Stepwise regression follows a path in the forward direction, backward direction, or in mixed directions. It considers changing the model by a single term based on the current model and the candidate terms. So there is a chance that the best model was not visited and the chance that this might occur increases with the number of candidate terms. This approach allows you to consider many possible terms in most practical situations.
The All Possible Models option, on the other hand, visits all possible models up to the complexity that you specified. Your available memory and time might limit the practical number of terms that can be considered.
The Generalized Regression option is somewhere in between. Here is the explanation from Help:
Best Subset Computes parameter estimates by increasing the number of active effects in the model at each step. In each step, the model is chosen among all possible models with a number of effects given by the step number. The values on the horizontal axes of the Solution Path plots represent the number of active effects in the model. Step 0 corresponds to the intercept-only model. Step 1 corresponds to the best model of the ones that contain only one active effect. The steps continue up to the value of Max Number of Effects specified in the Advanced Controls in the Model Launch report. See “Advanced Controls”
on page 309. Tip: The Best Subset Estimation Method is computationally intensive. It is not recommended for large problems.
Hope this explanation helps.
So you won't necessarily get the same model from all these methods and the distribution has nothing to do with the outcome, assuming that you use the same distribution in all cases.
Remember that these methods are aids to selecting a model. None of them guarantees that it will find the best model.
Thanks for the answer. I found this PDF that explained it well: GR Platform
I'll add a few additional thoughts to supplement @markbailey 's wise advice. If you are using multiple model fitting algorithms, it's generally a best practice to use some sort of model cross validation scheme. So results might differ if for no other reason the type of cross validation scenario that is chosen. Some of these methods have a 'random' component to them so the exact data being used to fit a model may differ from one pass to another through the modeling method.
Also, within the Generalized Regression platform, there are several modeling personalities. Answers will differ a bit based on the chosen personality. Some of these personalities allow for what I'll call 'a little bit of bias in the parameter estimates' (compared to classic ordinary least squares regression) with a trade off in bias for minimizing prediction variance. Thematically you should, in all likelihood, reach consistent practical conclusions...but if you are looking for an EXACT match in results down to things like specific parameter estimates, prediction variances, etc...there will be differences.

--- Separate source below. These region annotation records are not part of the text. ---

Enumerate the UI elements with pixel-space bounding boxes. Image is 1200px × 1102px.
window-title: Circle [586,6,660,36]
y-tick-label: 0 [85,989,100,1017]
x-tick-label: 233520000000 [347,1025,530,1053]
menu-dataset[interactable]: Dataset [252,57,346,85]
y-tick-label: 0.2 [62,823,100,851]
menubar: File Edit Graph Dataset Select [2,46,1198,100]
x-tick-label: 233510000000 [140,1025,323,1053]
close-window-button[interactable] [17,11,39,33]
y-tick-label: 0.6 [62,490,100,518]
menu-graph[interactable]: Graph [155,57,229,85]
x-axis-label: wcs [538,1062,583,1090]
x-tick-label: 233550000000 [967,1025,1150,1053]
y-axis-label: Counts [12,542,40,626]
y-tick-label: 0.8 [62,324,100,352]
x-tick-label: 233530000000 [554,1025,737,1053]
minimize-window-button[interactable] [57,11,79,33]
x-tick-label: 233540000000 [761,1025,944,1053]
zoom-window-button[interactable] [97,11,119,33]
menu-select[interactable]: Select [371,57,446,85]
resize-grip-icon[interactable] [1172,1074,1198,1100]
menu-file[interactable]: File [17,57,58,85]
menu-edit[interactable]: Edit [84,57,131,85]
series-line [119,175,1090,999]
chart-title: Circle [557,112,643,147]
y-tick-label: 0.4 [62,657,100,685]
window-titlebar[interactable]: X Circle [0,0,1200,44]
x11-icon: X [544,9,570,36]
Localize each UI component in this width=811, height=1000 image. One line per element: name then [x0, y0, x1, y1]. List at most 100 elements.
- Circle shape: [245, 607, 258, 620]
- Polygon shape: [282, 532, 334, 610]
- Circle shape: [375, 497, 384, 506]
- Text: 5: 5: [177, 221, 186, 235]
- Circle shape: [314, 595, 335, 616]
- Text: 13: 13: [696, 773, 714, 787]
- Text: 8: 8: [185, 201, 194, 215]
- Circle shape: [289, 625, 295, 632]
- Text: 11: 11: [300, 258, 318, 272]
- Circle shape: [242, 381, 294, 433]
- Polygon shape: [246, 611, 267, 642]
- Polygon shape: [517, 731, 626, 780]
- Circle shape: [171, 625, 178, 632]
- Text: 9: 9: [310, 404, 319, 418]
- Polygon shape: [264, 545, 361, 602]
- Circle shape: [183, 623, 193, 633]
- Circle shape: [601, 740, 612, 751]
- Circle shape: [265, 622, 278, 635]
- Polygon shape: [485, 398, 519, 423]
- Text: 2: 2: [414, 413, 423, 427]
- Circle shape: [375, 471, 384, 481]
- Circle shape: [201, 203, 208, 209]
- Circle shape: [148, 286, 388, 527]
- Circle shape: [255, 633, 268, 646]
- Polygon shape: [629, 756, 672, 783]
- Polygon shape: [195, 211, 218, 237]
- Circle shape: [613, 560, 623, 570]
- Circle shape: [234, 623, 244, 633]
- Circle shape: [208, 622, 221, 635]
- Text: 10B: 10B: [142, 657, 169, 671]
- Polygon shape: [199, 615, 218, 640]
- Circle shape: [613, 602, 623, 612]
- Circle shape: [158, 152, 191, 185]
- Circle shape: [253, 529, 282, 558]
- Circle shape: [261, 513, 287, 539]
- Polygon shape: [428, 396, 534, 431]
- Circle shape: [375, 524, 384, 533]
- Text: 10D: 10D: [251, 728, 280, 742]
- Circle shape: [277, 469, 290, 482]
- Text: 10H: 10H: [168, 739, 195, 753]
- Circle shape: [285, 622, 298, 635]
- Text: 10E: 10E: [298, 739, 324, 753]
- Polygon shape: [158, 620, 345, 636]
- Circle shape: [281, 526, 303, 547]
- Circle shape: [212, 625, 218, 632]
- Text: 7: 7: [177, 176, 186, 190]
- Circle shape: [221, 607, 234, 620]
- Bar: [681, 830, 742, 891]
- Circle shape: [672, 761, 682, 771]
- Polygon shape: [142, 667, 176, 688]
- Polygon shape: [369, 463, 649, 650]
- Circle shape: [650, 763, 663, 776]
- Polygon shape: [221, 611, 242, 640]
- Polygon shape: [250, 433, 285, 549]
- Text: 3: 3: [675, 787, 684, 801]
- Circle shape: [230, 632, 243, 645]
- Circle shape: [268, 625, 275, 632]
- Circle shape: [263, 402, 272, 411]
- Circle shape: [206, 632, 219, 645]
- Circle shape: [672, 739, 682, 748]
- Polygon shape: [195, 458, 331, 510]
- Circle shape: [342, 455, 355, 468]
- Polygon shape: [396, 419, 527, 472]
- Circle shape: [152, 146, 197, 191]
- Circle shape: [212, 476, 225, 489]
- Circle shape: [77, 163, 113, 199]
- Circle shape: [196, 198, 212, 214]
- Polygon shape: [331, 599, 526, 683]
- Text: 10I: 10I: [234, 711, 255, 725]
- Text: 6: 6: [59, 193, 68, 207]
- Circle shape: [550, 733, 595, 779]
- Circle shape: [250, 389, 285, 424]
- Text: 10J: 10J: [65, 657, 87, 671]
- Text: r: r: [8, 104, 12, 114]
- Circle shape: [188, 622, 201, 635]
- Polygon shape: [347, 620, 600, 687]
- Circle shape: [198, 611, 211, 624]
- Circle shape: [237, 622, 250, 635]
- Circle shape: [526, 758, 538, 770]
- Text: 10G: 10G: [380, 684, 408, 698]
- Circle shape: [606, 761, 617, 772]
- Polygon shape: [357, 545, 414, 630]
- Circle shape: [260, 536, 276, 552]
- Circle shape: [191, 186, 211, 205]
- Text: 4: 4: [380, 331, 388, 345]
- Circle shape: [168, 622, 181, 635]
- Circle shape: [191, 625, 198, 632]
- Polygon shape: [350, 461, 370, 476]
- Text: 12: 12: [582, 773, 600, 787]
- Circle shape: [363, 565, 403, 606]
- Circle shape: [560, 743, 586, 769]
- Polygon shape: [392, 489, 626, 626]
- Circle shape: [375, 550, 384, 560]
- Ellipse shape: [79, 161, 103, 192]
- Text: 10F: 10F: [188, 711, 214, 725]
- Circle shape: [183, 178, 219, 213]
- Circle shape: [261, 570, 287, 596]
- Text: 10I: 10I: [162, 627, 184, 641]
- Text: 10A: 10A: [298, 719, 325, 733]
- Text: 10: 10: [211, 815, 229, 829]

In practice when fitting lots of different linear as well as non linear (think methods like regression/classification trees) methods, when comparing multiple modeling methods, I look for reasonableness and consistency of practical conclusions across all the methods. JMP Pro's Model Comparison platform is a very efficient one stop shopping hub for making these comparisons. This in turn raises my level of confidence that the practical conclusions I'm reaching are the best I can do.